Le magasin de Polack est devenu le siège de l’Association des Vigilants de Korororareka.

Bien que Joel Samuel Polack voyage de temps en temps à Auckland, il a maintenu sa maison et sa principale place d’affaires à Korororareka. Seul un autre juif digne de mention a fait de même – Benjamin Isaacs, propriétaire et rédacteur en chef du Bay of Islands Advocate, de novembre 1843 à février 1844. Il s’est ensuite établi en Australie où il a été associé à plusieurs journaux et où il a fondé le Bathurst Advocate en 1848.

Polack était devenu célèbre dans la ville. En 1842, à la suite d’une âpre dispute, il s’était battu en duel avec Benjamin Turner, au cours duquel les deux étaient légèrement blessés. Comme il était considéré comme l’endroit le plus sûr du canton, la milice a construit une palissade autour du magasin de Polack.

Dans les caves, les résidents entreposaient leur argent et leurs objets de valeur, et chaque nuit les femmes et les enfants s’y rendaient pour dormir. Les miliciens ont également entreposé leurs munitions dans la maison de Polack, mais ils n’ont pas entreposé de vivres.

Le 11 mars 1845, Hone Heke commença son attaque, comme prévu, depuis la route qui sortait du sud de la ville.

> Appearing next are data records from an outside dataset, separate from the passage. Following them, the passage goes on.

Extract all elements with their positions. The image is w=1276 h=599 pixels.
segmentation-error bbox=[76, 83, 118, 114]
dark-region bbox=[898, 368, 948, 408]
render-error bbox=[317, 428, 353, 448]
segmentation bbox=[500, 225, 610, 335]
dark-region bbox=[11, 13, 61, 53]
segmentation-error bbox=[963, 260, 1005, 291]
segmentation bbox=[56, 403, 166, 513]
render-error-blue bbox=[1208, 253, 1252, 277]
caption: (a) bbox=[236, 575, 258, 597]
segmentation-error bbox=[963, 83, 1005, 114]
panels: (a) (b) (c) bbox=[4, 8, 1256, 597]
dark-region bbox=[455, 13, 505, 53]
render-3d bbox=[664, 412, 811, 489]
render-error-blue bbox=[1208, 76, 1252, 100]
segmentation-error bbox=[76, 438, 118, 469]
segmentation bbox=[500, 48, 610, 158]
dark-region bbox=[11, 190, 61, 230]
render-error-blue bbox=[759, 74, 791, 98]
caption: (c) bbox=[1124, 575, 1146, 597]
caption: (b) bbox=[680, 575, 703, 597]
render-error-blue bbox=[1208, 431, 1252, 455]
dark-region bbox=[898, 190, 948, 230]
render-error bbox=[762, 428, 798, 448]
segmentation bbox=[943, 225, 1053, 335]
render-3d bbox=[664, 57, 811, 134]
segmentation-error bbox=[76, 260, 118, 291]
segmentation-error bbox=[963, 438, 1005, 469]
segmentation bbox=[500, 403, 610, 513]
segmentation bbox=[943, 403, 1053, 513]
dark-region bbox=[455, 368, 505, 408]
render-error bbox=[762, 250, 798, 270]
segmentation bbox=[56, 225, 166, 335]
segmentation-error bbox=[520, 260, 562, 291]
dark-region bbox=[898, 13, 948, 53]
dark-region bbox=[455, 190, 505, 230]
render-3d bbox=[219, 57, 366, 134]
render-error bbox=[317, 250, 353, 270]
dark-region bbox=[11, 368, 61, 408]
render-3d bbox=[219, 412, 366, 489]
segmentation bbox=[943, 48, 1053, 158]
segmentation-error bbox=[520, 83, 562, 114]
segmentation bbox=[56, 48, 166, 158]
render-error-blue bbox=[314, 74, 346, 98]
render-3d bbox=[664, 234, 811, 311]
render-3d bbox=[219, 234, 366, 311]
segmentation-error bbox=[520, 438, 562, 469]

Cet assaut, cependant, était un tour stratégique astucieux, car Hone Heke avait déployé son corps principal de guerriers autour des hautes collines au nord et capturé le mât par ruse et surprise.

A dix heures du matin, le magasin de Polack était si plein de femmes, d’enfants et de non-combattants ainsi que de miliciens que les officiers en charge ont décidé d’évacuer les femmes et les enfants. La situation était grave. Il n’y avait plus de munitions au blockhaus.

Profitant de la courtoisie martiale des guerriers maoris pour permettre aux femmes, aux enfants et aux blessés de se rendre aux navires d’évacuation sans être dérangés, les chefs ont effectué le mouvement à la hâte et, à midi, tous les évacués étaient à bord du navire.

Un manque de leadership fort a conduit les officiers de la milice et le magistrat local à prendre la décision d’abandonner la ville. Une querelle féroce éclate entre les combattants blancs qui s’installent rapidement. Dans le feu de l’action, un inconnu a pointé les armes. Une autre personne, fumant près des munitions, a laissé tomber sa pipe sur un baril de poudre. Là-haut, le bâtiment de Polack.

Deux personnes ont été tuées sur le coup, et Polack lui-même faisait partie des blessés graves. Un incendie, qui s’est déclaré après l’explosion, l’a presque brûlé à mort. Pendant la nuit, tous les hommes ont été évacués vers les navires dans le port où, depuis les ponts, ils ont pu voir le sac et le pillage de la ville et de leurs maisons par Hone Heke et ses disciples. Ils pouvaient aussi voir un mât cassé.

Le 13 mars 1845, Korororareka fut abandonné. Les navires sont partis pour Auckland où les citoyens, horrifiés par la catastrophe, ont blâmé tout le monde, sauf eux-mêmes.

FitzRoy est venu pour beaucoup d’abus. Ils ont remis en question sa méthode de mobilisation de la milice. Dans une pétition, les signataires déplorent l’état de la colonie. Ils se sont portés volontaires pour s’enrôler comme soldats. Ils n’avaient aucune confiance dans les officiers, qui n’avaient aucun intérêt dans la colonie et ne se souciaient pas de son avenir. Ils appuient la méthode canadienne selon laquelle les officiers sont choisis pour la milice en fonction du nombre d’hommes qu’ils peuvent lever pour les suivre.

Le premier nom sur la pétition était celui de John Israel Montefiore. Parmi les autres, il y avait celui de David Nathan.

À la fin de 1845, la Nouvelle-Zélande était en détresse. Les colons étaient découragés et aigris ; le Trésor était vide ; les Maoris  ruisselaient de succès ; et le prestige britannique était à son plus bas niveau. FitzRoy a été rappelé.

Fin du chapitre 9

Chapitre 1 : Les Marins Juifs
Chapitre 2 : Les juifs arrivent en Hollande
Chapitre 3 : Les Maoris et le Mousquet
Chapitre 4 : Les premiers pionniers juifs
Chapitre 5 : Joël Samuel Polack
Chapitre 6 : Un comité restreint pour les îles
Chapitre 7 : Les premiers immigrants juifs
Chapitre 8 : Le début de la communauté d’Auckland

Vers le chapitre 10 : Les communautés se développent

Dossier : L’HISTOIRE DES JUIFS EN NOUVELLE-ZÉLANDE – RABBI LAZARUS MORRIS GOLDMAN 1907–1960 – Rabbi de la congrégation hébraïque de Melbourne.